Here's what we learned:

Joe Toussaint provides a spark

The sophomore backup point guard ended up with seven assists and helped the Hawkeyes force two second-half shot-clock violations in his most extended playing time of the season. Starter Jordan Bohannon struggled with his 3-point shooting, so Toussaint was the perfect answer. He scored four points but more importantly brought an intensity to the proceedings that Iowa needed.

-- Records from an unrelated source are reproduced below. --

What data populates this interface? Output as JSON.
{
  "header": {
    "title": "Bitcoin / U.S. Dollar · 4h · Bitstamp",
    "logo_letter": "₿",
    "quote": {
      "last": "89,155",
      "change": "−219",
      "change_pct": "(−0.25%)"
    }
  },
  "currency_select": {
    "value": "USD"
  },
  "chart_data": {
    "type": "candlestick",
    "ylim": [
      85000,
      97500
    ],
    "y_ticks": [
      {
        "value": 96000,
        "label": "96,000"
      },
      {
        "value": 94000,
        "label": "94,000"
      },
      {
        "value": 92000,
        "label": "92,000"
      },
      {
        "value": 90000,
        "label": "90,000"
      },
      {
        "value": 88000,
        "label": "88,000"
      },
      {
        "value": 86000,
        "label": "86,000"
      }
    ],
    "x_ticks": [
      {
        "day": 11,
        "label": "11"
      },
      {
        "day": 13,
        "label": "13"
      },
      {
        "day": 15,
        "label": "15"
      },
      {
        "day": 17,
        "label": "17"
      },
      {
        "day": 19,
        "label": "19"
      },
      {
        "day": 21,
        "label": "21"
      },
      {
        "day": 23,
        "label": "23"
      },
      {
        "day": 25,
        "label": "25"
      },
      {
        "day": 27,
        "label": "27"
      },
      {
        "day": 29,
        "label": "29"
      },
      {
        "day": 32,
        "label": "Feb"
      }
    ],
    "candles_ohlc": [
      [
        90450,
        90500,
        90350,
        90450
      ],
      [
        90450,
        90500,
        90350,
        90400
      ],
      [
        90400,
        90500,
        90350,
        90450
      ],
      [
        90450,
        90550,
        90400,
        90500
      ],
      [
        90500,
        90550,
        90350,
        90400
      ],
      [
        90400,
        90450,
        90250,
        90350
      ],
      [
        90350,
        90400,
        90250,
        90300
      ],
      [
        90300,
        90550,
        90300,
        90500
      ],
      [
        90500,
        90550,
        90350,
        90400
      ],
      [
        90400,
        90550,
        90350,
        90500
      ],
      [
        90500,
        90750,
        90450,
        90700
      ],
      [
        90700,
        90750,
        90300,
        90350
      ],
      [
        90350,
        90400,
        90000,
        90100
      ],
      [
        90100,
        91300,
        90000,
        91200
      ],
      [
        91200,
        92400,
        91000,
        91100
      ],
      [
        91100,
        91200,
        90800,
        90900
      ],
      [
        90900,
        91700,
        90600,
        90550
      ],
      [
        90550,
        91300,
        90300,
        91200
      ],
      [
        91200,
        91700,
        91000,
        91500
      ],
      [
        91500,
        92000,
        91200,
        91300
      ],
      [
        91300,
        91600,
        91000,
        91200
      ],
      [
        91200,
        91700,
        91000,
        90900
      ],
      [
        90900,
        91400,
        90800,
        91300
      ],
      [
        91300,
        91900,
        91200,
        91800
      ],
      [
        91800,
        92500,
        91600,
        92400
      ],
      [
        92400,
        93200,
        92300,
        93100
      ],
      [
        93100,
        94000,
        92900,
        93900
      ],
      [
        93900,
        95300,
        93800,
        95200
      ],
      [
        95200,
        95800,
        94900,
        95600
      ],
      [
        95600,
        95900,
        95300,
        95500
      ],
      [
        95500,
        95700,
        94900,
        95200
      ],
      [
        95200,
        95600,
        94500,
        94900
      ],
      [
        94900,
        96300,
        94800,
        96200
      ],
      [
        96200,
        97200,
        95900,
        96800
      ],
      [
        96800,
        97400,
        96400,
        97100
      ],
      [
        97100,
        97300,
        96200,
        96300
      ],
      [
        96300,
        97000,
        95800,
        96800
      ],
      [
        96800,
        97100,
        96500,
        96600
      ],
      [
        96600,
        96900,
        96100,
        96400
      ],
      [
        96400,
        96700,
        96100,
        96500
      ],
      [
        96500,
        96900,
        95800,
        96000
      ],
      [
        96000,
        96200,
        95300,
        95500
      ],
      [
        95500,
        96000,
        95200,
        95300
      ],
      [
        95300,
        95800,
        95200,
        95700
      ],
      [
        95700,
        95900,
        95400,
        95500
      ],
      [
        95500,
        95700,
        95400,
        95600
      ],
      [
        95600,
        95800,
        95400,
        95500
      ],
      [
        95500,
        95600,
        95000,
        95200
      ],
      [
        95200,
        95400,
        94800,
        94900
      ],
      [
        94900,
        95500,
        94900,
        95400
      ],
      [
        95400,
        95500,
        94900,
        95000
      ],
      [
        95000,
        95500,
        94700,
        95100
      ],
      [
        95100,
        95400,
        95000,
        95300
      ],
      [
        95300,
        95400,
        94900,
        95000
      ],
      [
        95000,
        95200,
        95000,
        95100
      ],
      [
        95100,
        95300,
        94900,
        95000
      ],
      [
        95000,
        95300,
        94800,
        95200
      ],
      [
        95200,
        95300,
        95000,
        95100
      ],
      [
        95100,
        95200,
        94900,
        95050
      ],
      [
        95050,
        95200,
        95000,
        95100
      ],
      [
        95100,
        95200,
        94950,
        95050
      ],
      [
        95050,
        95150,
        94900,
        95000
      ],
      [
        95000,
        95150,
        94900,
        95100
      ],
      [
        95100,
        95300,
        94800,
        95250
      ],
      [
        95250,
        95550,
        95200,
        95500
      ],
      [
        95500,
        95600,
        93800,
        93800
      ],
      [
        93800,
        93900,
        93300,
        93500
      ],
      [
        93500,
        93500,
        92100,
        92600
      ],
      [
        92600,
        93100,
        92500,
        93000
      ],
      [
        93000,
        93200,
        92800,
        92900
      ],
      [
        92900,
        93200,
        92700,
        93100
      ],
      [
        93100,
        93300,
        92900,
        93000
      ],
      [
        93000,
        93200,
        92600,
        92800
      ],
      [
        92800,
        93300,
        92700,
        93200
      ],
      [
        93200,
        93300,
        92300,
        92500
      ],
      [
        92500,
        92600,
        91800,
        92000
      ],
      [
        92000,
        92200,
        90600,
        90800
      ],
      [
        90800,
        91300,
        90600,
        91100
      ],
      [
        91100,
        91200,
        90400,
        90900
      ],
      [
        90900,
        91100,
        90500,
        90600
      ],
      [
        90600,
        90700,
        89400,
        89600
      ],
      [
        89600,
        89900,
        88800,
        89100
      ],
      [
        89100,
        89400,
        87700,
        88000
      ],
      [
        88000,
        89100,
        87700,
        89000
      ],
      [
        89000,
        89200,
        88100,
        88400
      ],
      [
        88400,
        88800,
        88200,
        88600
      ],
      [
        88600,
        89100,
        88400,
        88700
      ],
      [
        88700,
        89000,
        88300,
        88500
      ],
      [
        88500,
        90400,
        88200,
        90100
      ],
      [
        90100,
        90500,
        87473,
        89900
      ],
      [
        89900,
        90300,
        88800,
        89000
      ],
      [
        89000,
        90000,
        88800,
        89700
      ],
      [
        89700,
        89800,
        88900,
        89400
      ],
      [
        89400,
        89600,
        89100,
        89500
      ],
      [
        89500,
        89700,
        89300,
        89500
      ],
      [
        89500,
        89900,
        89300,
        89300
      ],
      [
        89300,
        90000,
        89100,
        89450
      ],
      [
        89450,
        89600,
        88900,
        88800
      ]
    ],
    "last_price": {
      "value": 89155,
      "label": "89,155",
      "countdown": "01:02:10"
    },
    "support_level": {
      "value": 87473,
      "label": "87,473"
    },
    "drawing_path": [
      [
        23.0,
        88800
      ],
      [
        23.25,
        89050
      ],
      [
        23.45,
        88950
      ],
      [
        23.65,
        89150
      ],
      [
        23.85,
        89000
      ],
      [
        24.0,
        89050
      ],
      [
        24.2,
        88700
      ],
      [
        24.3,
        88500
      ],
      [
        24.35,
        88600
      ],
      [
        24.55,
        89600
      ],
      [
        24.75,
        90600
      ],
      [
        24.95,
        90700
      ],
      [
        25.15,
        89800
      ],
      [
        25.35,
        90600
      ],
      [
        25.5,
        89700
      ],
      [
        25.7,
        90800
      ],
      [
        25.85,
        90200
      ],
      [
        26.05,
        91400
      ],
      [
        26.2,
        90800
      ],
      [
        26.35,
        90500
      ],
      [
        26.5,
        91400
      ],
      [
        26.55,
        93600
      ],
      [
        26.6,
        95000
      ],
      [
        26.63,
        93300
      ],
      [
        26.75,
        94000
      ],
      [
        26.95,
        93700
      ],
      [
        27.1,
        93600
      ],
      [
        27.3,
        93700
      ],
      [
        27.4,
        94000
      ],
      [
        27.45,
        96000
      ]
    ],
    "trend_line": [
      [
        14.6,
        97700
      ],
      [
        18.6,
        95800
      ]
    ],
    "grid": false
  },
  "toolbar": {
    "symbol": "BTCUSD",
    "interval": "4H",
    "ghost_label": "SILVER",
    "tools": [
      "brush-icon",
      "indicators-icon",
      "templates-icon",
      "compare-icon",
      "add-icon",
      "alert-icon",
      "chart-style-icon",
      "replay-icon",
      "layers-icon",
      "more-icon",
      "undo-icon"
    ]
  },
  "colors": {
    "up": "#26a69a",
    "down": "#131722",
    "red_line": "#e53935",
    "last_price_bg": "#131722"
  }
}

Early lull for Iowa creates brief drama

The Hawkeyes ran out to a 9-2 lead in the opening two minutes of play, prompting a timeout by Iowa State coach Steve Prohm. Iowa seemed to be too satisfied with that fast start, however, and the Cyclones quickly became the aggressors, making five consecutive shots to pull within two points. At the first media timeout, Iowa coach Fran McCaffery benched his top three players, Garza, Joe Wieskamp and Jordan Bohannon. Things didn’t turn around immediately, but Iowa maintained its lead and was getting productive minutes from backup point guard Joe Toussaint, until he was called for a second foul and sent to the bench. It was a needed lesson for the Hawkeyes not to relinquish their intensity, even when heavy favorites and with an early lead. Iowa State is a proud team and made Iowa pay, at least for a few minutes.

Getting by without Garza

For the first time this season, the Hawkeyes experienced a first half with Garza planted on the bench with two fouls. It has long been a Fran McCaffery belief that a player must be protected from getting three fouls by halftime, even when it’s his star. Garza got his second with nearly 11 minutes left and the Hawkeyes leading by eight points. Even after the Cyclones rallied to take a brief lead, McCaffery stuck with his strategy, using Jack Nunge and even freshman Keegan Murray at the center spot. It all turned out OK when Nunge produced 15 points and eight rebounds and Iowa went on a late 12-0 run to lead 52-41 at intermission.

Iowa State head coach Steve Prohm calls out to players during a NCAA non-conference Cy-Hawk men's basketball game, Friday, Dec. 11, 2020, at Carver-Hawkeye Arena in Iowa City, Iowa.

A major gulf

Iowa State knew it had a lot of retooling to do this season with four freshmen and seven new players in the lineup, and that was evident in a loss to South Dakota State last week. This loss to the Hawkeyes, though, showed the gulf between Iowa State and the country’s best.

"I know in December it was going to be like this for us at times until we figure out what it takes and the alignments we need to go with," Iowa State coach Steve Prohm said. 

That is a problem given the Cyclones play in the Big 12, which is full of top-25 teams and potential All-Americans.

It’s early, Iowa State was coming off a long layoff and these Hawkeyes are talented and experienced, but the second-half beatdown should serve as a warning for the Cyclones of how far they have to go — and go quickly with league play starting next week — if they want to at least be competitive in the Big 12.

"You can’t dwell on it," Rasir Bolton said after posting 18 points and five rebounds. "You can’t get the game back. You can’t go back in time. You take it to the chin, you leave the taste in your mouth and you keep going."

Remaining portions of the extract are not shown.